ゆっくりと開かれた黄金の瞳。それはまだ混濁していたが、剣一の顔を捉えた瞬間、いつもの勝気な輝きを取り戻した。
「……何なの、みんなして……お通夜みたいな顔しちゃってさ……」
アリスは、重い身体を無理やり起こそうとして顔をしかめる。剣一が慌ててその肩を支えた。彼のローブが、彼女の肩から滑り落ちそうになるのを、アリスは無意識にギュッと掴んで引き寄せた。
「アリス、無茶するな! まだ身体が――」
「……聞こえてた、あのスカスカな声の主が言ってたこと……。40倍、でしょ?」
アリスは剣一の胸元に寄りかかるようにしながら、不敵に口角を上げた。
ボロボロの体。砕けた魔装。それでも、彼女の精神だけは一歩も退いていなかった。
「だったら、簡単じゃない。……あたしたちが、この一ヶ月でさらに40倍強くなればいい。……ただ、それだけでしょ?」
「アリスちゃん……正気なの? 40倍なんて、そんなの……」
真白が戸惑うように問いかけるが、アリスは剣一のローブに包まれたまま、力強く言い放った。

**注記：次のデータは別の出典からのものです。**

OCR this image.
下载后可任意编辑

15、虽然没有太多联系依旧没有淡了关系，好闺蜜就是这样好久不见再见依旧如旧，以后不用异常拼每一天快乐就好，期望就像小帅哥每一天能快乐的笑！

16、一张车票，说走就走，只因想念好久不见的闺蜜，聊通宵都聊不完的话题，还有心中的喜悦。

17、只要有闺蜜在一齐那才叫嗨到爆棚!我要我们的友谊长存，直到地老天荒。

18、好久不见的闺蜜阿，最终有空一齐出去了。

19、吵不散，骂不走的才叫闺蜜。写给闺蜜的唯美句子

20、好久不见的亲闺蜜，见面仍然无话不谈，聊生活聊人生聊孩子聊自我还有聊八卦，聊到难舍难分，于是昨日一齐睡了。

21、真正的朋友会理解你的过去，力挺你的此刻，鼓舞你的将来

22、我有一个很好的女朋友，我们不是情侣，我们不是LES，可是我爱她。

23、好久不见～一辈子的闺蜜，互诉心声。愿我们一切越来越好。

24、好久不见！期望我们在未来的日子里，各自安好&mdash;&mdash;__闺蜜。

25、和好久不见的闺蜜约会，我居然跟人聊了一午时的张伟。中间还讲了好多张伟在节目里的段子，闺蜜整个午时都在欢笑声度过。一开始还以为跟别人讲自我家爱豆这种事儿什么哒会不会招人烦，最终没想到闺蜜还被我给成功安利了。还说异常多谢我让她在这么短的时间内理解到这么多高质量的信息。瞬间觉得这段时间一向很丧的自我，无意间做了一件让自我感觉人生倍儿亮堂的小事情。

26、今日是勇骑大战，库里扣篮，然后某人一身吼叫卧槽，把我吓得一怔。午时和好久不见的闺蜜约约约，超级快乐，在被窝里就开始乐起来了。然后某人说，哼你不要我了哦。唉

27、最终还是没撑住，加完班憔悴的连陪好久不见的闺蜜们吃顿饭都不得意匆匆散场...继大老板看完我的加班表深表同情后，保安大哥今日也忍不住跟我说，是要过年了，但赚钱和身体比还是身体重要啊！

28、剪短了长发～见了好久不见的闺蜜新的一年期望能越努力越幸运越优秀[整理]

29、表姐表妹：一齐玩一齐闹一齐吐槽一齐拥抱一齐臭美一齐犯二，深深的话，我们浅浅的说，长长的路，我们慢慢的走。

「正気じゃなきゃ、天空なんて目指さないじゃん……ねえ、剣一。あんた、あたしの大好きに、まだ返事してないわよね?」
「えっ……あ、いや、それは……」
不意に話を振られ、剣一の顔が真っ赤に染まる。アリスはそれを見て、悪戯っぽく、けれど最高に格好良く笑ってみせた。
「返事は、神様をぶっ飛ばした後に取っておいてあげる。……だから、あんな奴の数字にビビってる暇なんて無いから」
その言葉は、凍てついていた三人の心に、再び蒼い炎を灯し、その場を後にした。